Problem with dynamic log update using http_poller

Hi ,
This is my configuration file
input {

http_poller{
	 	urls => {
	
    		url129server => "http://xxx.log"

		}


	codec => "plain"
metadata_target => "http_poller_metadata"
request_timeout => 60
schedule => { "every" => "1h"}
tags => check1
    }

file{
sincedb_path => "since_db"
}

}

filter {
if "check1" in [tags]{

split { 
    	 field => "message" 
	}
grok {    			
	match => {"message" => '%{IP:client} -  -  \[%{MONTHDAY:day}/%{MONTH:month}/%{YEAR:year}:%{HOUR:hour}:%{MINUTE:minute}:%{SECOND:second} %{ISO8601_TIMEZONE:timezone}\] "%{WORD:method} %{URIPATHPARAM:request} HTTP%{URIPATHPARAM:httpVersion}" %{NUMBER:responseCode} -  %{NUMBER:responseTime}'}
     }
mutate
     {  
	add_field => { "time" => "%{day}/%{month}/%{year}:%{hour}:%{minute}:%{second} %{timezone}" } 
	
     }

date { 
     	locale=> "en"     
	match => ["time", "dd/MMM/YYYY:HH:mm:ss +0100"]
	
     }



	        }

}

output {
elasticsearch {
hosts => ["127.0.0.1:9200"]
}
file {
path => "C:/elastic/logstash/logstash-5.1.1/output/28decemberlog1.txt"
}
stdout {
codec => rubydebug { metadata => true }
}
}

I can't give you the actual URL. Everything is working fine in parsing log data. The URL which I mentioned in http_poller is dynamic log data so every time I am running the URL it always starts from starting. I want to start from next to the previous log data which I executed last time. Is there is any way in logstash to do that?

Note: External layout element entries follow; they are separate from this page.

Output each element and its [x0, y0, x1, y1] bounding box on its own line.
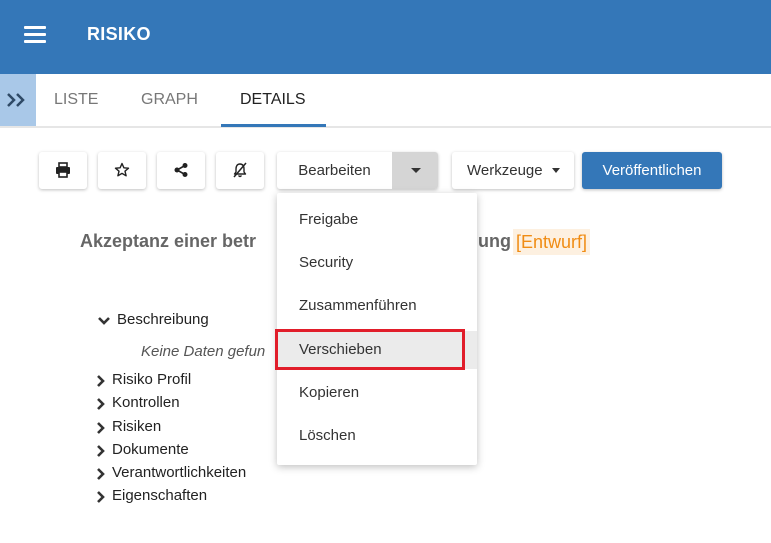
edit-button[interactable]: Bearbeiten: [277, 152, 392, 189]
favorite-button[interactable]: [98, 152, 146, 189]
status-badge: [Entwurf]: [513, 229, 591, 255]
share-icon: [174, 163, 188, 177]
hamburger-menu-icon[interactable]: [24, 26, 46, 44]
page-title-start: Akzeptanz einer betr: [80, 231, 257, 251]
menu-item-security[interactable]: Security: [277, 244, 477, 282]
tree-item-label: Beschreibung: [117, 311, 209, 328]
tree-item-label: Risiken: [112, 418, 162, 435]
chevron-right-icon: [97, 445, 105, 457]
tab-liste[interactable]: LISTE: [54, 91, 98, 109]
tab-graph[interactable]: GRAPH: [141, 91, 198, 109]
menu-item-zusammenfuehren[interactable]: Zusammenführen: [277, 287, 477, 325]
chevron-right-icon: [97, 491, 105, 503]
print-icon: [56, 162, 70, 178]
page-title: Akzeptanz einer betr ung: [80, 231, 511, 252]
chevron-right-icon: [97, 375, 105, 387]
tab-details[interactable]: DETAILS: [240, 91, 306, 109]
menu-item-loeschen[interactable]: Löschen: [277, 417, 477, 455]
app-header: RISIKO: [0, 0, 771, 74]
chevron-down-icon: [98, 317, 110, 325]
edit-dropdown-toggle[interactable]: [392, 152, 438, 189]
tree-item-label: Eigenschaften: [112, 487, 208, 504]
notifications-button[interactable]: [216, 152, 264, 189]
highlight-frame: [275, 329, 465, 370]
app-title: RISIKO: [87, 24, 151, 44]
tree-item-label: Kontrollen: [112, 394, 180, 411]
chevron-right-icon: [97, 468, 105, 480]
tree-item-label: Dokumente: [112, 441, 189, 458]
tools-dropdown-button[interactable]: Werkzeuge: [452, 152, 574, 189]
double-chevron-right-icon: [7, 93, 25, 107]
tab-bar: LISTE GRAPH DETAILS: [0, 74, 771, 128]
caret-down-icon: [552, 168, 560, 173]
tree-item-label: Verantwortlichkeiten: [112, 464, 247, 481]
menu-item-kopieren[interactable]: Kopieren: [277, 374, 477, 412]
notification-off-icon: [233, 162, 247, 178]
sidebar-toggle-button[interactable]: [0, 74, 36, 126]
star-icon: [114, 162, 130, 177]
tools-button-label: Werkzeuge: [467, 162, 543, 179]
share-button[interactable]: [157, 152, 205, 189]
chevron-right-icon: [97, 398, 105, 410]
active-tab-indicator: [221, 124, 326, 127]
page-title-end: ung: [478, 231, 511, 251]
chevron-right-icon: [97, 422, 105, 434]
empty-data-text: Keine Daten gefun: [141, 343, 266, 360]
tree-item-label: Risiko Profil: [112, 371, 192, 388]
edit-split-button: Bearbeiten: [277, 152, 438, 189]
caret-down-icon: [411, 168, 421, 173]
print-button[interactable]: [39, 152, 87, 189]
menu-item-freigabe[interactable]: Freigabe: [277, 201, 477, 239]
publish-button[interactable]: Veröffentlichen: [582, 152, 722, 189]
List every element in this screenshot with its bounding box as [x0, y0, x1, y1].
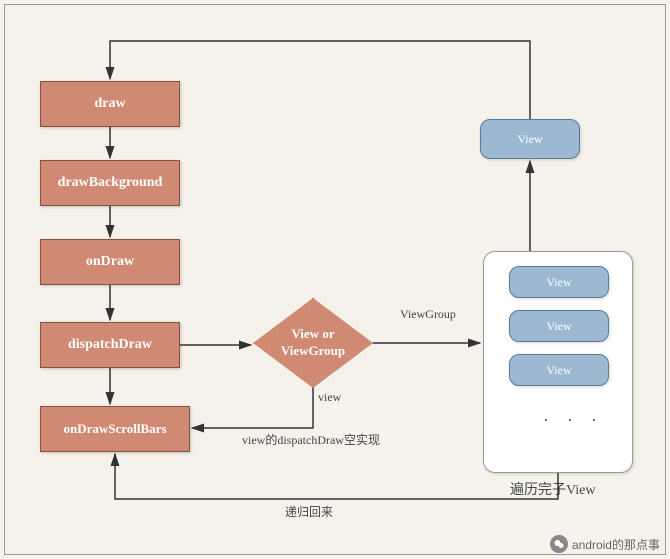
decision-view-or-viewgroup: View or ViewGroup — [253, 298, 373, 388]
decision-label: View or ViewGroup — [281, 326, 345, 360]
ellipsis-dots: . . . — [544, 408, 604, 426]
box-label: onDraw — [86, 254, 134, 270]
child-views-container: View View View . . . — [483, 251, 633, 473]
box-label: draw — [94, 96, 125, 112]
box-label: dispatchDraw — [68, 337, 152, 353]
box-dispatchdraw: dispatchDraw — [40, 322, 180, 368]
box-draw: draw — [40, 81, 180, 127]
child-view-2: View — [509, 310, 609, 342]
node-label: View — [546, 275, 571, 290]
label-empty-impl: view的dispatchDraw空实现 — [242, 431, 380, 448]
node-label: View — [517, 132, 542, 147]
label-view: view — [318, 390, 341, 405]
box-drawbackground: drawBackground — [40, 160, 180, 206]
diagram-canvas: draw drawBackground onDraw dispatchDraw … — [4, 4, 666, 555]
child-view-3: View — [509, 354, 609, 386]
label-recurse-back: 递归回来 — [285, 503, 333, 520]
label-traverse-done: 遍历完子View — [510, 479, 595, 499]
label-viewgroup: ViewGroup — [400, 307, 456, 322]
node-label: View — [546, 363, 571, 378]
box-label: onDrawScrollBars — [63, 421, 166, 437]
box-label: drawBackground — [58, 175, 163, 191]
footer-text: android的那点事 — [572, 536, 660, 553]
wechat-icon — [550, 535, 568, 553]
node-label: View — [546, 319, 571, 334]
footer-attribution: android的那点事 — [550, 535, 660, 553]
box-ondrawscrollbars: onDrawScrollBars — [40, 406, 190, 452]
box-ondraw: onDraw — [40, 239, 180, 285]
node-view-top: View — [480, 119, 580, 159]
child-view-1: View — [509, 266, 609, 298]
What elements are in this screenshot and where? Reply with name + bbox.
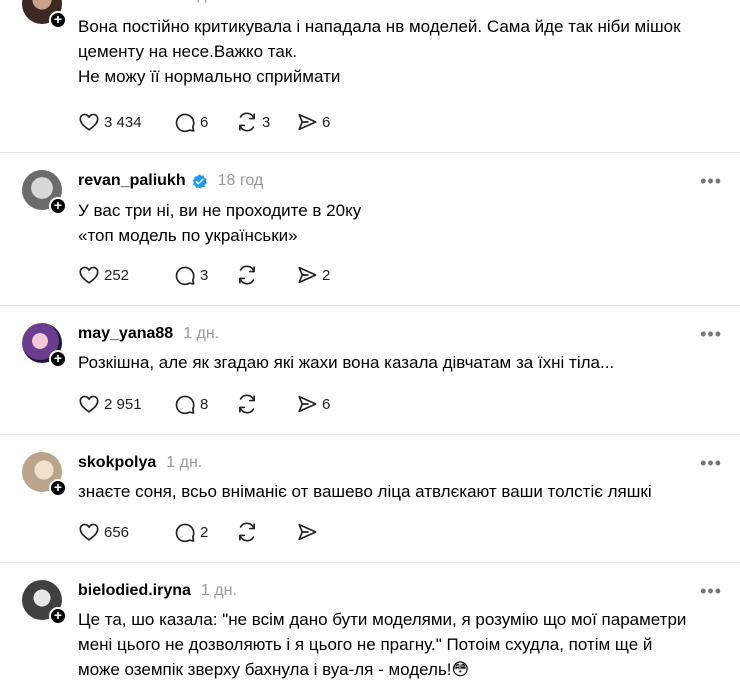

for e.g. When I run the log file first time I getting the log data of 50 lines. After few minutes my dynamic log data contains 100 log line. I don't want to start again from 1 st line of my log data, I want to start from 51 st line of my log data.

Please suggest any idea to overcome my problem.

I want to start from next to the previous log data which I executed last time. Is there is any way in logstash to do that?

No, but if you set the document id of the events you send to ES you will at least not get duplicates (because you'll overwrite the same event all the time).

You could e.g. set the document id to a hash of the event contents. You can use the fingerprint filter to generate the hash.

Thank you for your response. But How do generate document id?

If my last paragraph is unclear, please tell me what part is hard to understand.

What is meant by document id of the event? Do I need to create a field called "document id"?

All documents in Elasticsearch have a unique id. See the ES documentation for details. The id of Logstash events sent to ES can be set via the elasticsearch output's document_id option. You can create a field in the event that contains the desired id and then reference that field in the output configuration.

output {
  elasticsearch {
    ...
    document_id => "%{name-of-field}"
  }
}

If you create that field as a subfield of @metadata it won't be included in the payload that's sent to ES. Something like this should work:

filter {
  fingerprint {
    method => "SHA256"
    key => "random string"
    target => "[@metadata][fingerprint]"
  }
}

output {
  elasticsearch {
    ...
    document_id => "%{[@metadata][fingerprint]}"
  }
}

You might need to adjust the fingerprint configuration to include additional fields.

1 Like

Hi,

For my understanding, I need to place a unique field of my log event in the fingerprint on both the target and document_id. (i.e ) target => "my unique field" and document_id => "my unique field"

Am I right?

For my understanding, I need to place a unique field of my log event in the fingerprint

The fingerprint can be computed from multiple fields, but yes.

on both the target and document_id. (i.e ) target => "my unique field" and document_id => "my unique field"

The field that's referenced in target and document_id is the field that should store the resulting fingerprint.

This topic was automatically closed 28 days after the last reply. New replies are no longer allowed.